Possible biological interpretation of observed cF_OF₁ I-shaped dimer: (a) Segmented subvolume of a thylakoid stack with connected stroma lamellae, cF_OF₁ are shown as yellow 12-nm spheres, cF_OF₁ is randomly distributed over stromal lamellae; (b) Surface rendering of a lateral cF_OF₁ dimer in isolated pea thylakoid membranes; (c) A model of an I-shaped dimer with F₁/F₁ interaction interface, presumably via δ-subunit, the distance between membrane F_O parts of different cF_OF₁ monomers is about 30 nm; (d) Electron Tomography of Vitreous Spinach Chloroplast Sections, stacked grana and unstacked stroma thylakoid membranes are shown, the distance between neighboring stroma lamellae approximately fits the size of the I-shaped cF_OF₁ dimer, the stroma thylakoids, which are continuous with a grana thylakoid is shown with green arrowheads, the stroma thylakoids merged with two adjacent grana thylakoids—blue arrowheads, the region shown with a red box is described in details in Panel (e); (e) Surface representation of connections between grana (green) and stroma (purple) thylakoids, the distance between neighboring stroma lamellae is about 30 nm, the region shown with a green box is described in details in Panel (f); (f) Schematic representation of an I-shaped cF_OF₁ dimer in between of two neighboring stroma lamellae; (g) A part of a tomographic slice showing neighboring stroma lamellae, the distance between them approximately fits the size of an I-shaped ATP-synthase dimer, Pink lines are 30 nm size and demonstrate the possible fit of an I-shaped cF_OF₁ dimer between the neighbor lamellae.
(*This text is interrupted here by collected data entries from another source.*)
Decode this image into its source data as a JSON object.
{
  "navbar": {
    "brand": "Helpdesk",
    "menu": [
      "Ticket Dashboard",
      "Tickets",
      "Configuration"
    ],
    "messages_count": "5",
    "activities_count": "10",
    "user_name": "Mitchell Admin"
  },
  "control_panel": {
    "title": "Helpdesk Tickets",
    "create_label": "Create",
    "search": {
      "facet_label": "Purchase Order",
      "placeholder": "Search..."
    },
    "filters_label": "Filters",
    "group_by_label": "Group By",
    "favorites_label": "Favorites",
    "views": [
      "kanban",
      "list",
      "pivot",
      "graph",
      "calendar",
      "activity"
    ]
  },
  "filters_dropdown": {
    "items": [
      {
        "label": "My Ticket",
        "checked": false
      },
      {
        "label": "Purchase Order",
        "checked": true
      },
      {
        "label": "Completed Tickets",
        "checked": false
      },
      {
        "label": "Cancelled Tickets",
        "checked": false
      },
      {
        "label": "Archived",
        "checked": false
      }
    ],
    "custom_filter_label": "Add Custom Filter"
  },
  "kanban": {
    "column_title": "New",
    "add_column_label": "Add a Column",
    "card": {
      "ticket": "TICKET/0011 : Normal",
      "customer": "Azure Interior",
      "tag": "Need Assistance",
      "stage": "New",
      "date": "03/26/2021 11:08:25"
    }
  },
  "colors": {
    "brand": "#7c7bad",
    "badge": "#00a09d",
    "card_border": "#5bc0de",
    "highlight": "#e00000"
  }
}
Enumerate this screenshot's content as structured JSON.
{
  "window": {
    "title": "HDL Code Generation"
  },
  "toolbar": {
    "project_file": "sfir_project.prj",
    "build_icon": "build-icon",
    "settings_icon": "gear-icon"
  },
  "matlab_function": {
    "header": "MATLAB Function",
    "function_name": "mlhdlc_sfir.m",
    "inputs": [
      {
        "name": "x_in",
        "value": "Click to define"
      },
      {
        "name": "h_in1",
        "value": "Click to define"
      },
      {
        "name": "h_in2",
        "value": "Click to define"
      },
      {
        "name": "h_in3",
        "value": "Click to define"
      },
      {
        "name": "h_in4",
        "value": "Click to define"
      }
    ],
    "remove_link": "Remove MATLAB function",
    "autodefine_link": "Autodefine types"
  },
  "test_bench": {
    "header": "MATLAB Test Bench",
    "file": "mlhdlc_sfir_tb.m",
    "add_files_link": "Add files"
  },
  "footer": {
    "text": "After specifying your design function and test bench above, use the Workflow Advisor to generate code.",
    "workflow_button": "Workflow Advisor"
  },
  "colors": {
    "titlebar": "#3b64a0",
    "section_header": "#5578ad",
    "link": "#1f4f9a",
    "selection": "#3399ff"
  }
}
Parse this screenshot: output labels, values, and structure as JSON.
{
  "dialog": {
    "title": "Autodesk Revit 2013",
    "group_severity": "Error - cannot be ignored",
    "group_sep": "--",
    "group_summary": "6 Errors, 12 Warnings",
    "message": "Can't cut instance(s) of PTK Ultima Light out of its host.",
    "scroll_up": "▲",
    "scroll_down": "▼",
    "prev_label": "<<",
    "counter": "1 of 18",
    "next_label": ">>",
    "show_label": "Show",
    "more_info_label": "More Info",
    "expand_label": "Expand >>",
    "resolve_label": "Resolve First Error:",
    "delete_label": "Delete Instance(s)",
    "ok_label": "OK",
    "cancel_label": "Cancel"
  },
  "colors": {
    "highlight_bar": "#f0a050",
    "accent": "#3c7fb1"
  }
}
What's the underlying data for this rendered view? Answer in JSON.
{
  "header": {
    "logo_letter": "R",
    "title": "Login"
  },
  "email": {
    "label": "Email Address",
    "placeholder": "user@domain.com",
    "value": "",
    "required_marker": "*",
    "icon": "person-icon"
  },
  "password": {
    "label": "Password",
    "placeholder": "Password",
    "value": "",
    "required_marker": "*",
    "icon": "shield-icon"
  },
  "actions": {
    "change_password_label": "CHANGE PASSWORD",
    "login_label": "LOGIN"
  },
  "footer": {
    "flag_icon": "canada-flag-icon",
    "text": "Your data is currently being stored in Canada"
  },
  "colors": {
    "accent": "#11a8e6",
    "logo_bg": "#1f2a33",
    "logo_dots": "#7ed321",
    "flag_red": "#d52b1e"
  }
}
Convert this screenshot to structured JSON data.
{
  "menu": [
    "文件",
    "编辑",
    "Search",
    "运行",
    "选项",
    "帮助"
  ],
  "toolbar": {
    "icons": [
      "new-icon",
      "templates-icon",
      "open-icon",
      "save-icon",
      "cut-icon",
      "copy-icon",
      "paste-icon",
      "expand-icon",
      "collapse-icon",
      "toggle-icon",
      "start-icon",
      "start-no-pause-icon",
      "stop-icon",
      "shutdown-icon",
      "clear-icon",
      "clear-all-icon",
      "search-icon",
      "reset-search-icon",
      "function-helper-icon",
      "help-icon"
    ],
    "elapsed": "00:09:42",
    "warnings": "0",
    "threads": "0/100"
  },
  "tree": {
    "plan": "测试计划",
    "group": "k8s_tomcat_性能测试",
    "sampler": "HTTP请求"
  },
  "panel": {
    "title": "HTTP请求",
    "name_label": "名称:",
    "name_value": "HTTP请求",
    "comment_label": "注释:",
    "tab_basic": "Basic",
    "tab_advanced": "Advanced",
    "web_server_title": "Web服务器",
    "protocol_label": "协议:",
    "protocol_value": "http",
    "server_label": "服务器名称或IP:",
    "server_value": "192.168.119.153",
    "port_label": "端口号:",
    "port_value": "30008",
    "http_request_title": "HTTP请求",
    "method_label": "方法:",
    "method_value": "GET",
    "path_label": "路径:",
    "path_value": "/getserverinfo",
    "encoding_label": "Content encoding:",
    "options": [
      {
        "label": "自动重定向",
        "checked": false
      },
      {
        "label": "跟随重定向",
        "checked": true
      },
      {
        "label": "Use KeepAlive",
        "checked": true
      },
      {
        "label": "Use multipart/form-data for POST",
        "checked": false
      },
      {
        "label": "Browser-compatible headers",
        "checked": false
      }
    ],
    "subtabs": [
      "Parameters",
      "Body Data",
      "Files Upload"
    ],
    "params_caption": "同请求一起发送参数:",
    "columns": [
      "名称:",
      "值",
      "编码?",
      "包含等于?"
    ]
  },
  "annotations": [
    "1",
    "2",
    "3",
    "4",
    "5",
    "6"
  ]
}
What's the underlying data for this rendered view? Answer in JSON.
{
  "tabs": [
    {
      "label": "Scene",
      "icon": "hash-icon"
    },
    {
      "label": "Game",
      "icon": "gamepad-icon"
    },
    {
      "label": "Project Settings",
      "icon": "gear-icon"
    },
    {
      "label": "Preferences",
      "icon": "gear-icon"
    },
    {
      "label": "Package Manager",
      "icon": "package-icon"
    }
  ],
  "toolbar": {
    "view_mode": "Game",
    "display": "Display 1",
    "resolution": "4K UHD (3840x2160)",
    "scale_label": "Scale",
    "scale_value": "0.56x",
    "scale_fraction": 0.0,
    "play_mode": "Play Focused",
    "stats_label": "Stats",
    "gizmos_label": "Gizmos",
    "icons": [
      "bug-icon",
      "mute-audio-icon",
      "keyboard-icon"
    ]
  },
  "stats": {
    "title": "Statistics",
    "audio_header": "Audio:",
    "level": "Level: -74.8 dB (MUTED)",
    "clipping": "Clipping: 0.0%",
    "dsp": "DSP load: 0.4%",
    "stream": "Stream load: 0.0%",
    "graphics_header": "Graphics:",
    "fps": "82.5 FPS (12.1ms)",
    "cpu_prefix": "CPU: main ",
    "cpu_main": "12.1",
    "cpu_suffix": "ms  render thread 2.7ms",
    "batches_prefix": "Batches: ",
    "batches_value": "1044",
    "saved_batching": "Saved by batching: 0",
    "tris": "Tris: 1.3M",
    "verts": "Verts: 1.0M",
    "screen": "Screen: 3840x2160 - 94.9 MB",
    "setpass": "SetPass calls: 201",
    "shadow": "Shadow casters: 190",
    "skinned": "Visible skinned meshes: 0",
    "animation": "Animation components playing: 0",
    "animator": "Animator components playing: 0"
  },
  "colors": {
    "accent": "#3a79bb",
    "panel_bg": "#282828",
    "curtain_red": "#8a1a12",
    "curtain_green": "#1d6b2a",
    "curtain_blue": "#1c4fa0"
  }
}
Presumably, ATP synthases shown with red arrows might be these I-shaped dimers. Yellow arrowheads show separate cF_OF₁. Panels (a,b,d,e,g) were adapted from [3] with modifications.

Figure 5

Structure and disorder in the cF_OF₁ δ-subunit: (a) 3D structure of the cF_OF₁ δ-subunit generated by AlphaFold2; (b) Per-residue intrinsic disorder predisposition of the cF_OF₁ δ-subunit from the spinach chloroplasts. The intrinsic disorder profile was generated using the outputs of the Rapid Intrinsic Disorder Analysis Online (RIDAO) platform [38] that aggregates the results from a number of well-known disorder predictors, such as PONDR^® VLXT, PONDR^® VL3, PONDR^® VLS2, PONDR^® FIT, and IUPred2 (Short) and IUPred2 (Long) and also produces the mean disorder profile (MDP) and corresponding error distribution (pink shadow). The outputs of the evaluation of the per-residue disorder propensity by these tools are represented as real numbers between 1 (ideal prediction of disorder) and 0 (ideal prediction of order). A threshold of 0.5 is used to identify disordered residues and regions in query proteins. Residues with the disorder scores (DS) DS < 0.15 are considered as ordered, residues with 0.15 ≤ DS < 0.25 are taken as flexible, whereas residues with 0.25 ≤ DS < 0.5 are considered as moderately disordered.